No próximo dia 28 de março de 2026, a cidade de São Paulo será palco de um encontro que promete ir além de um simples debate acadêmico. Com o título provocativo — “Desafios do Brasil e da Esquerda na Atual Crise Mundial” — o seminário organizado pelo Coletivo João Paulo, na Academia Paulista de Letras, no Largo do Arouche, coloca em evidência as tensões, contradições e estratégias da esquerda brasileira em um momento decisivo da história política nacional.
Um evento, três eixos — e muitas divergências
A programação revela mais do que uma agenda: escancara as diferentes correntes de pensamento dentro do campo progressista.
Logo pela manhã, às 9h, o economista Márcio Pochmann e o ex-ministro Luiz Eduardo Greenhalgh abrem os trabalhos discutindo o cenário internacional — tema que, na prática, reflete diretamente na política interna brasileira, sobretudo diante de crises econômicas globais e rearranjos geopolíticos.
Às 11h, o foco se desloca para dentro do país, com Miriam Belchior e Rogério Carvalho analisando o balanço e os desafios do governo Lula. Aqui, o debate tende a ser mais sensível: entre avanços sociais e críticas sobre limites estruturais, o governo segue sendo alvo tanto da oposição quanto de setores da própria esquerda.

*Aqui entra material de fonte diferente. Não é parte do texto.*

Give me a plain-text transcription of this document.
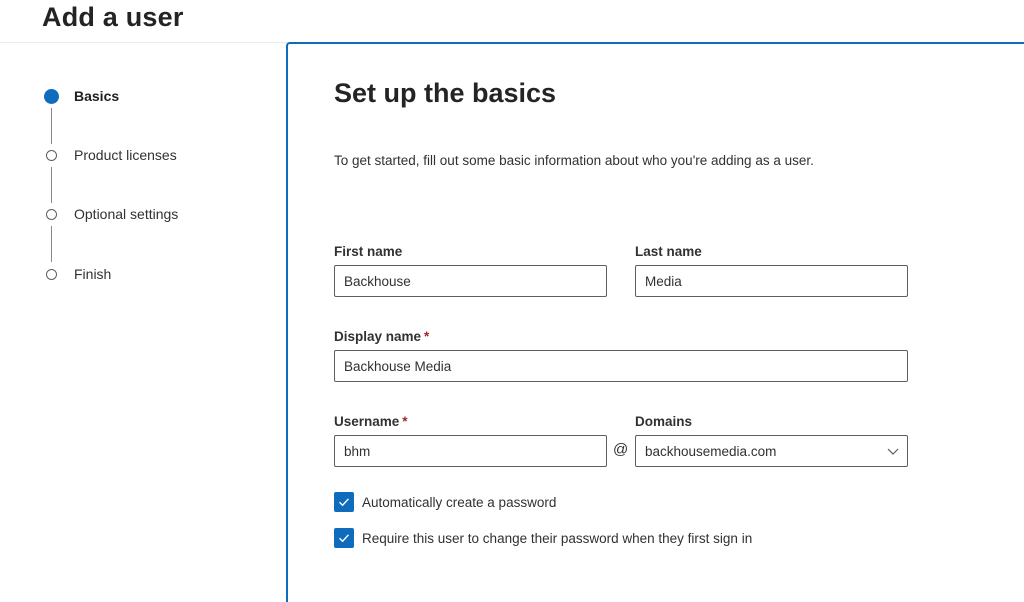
Add a user
Basics
Product licenses
Optional settings
Finish
Set up the basics
To get started, fill out some basic information about who you're adding as a user.
First name
Backhouse	Last name
Media
Display name *
Backhouse Media
Username *
bhm
@
Domains
backhousemedia.com
Automatically create a password
Require this user to change their password when they first sign in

Encerrando o seminário, às 14h, nomes históricos como Zé Dirceu e Hélio Rodrigues entram em campo com o tema mais explosivo: “Desafios da esquerda e eleições 2026” — um sinal claro de que a disputa pelo futuro já começou.
Mais que debate: articulação política
Embora apresentado como um seminário, o evento carrega forte caráter de articulação política. A presença de figuras com histórico decisivo na política nacional sugere que o encontro pode funcionar como um laboratório estratégico para o campo progressista.
A escolha do local — região central de São Paulo, próxima à Praça da República — também não é aleatória. Trata-se de um território simbólico, historicamente ligado a mobilizações sociais, culturais e políticas.
Unidade ou fragmentação?
O seminário surge em um momento em que a esquerda brasileira enfrenta um dilema clássico: unidade ou fragmentação.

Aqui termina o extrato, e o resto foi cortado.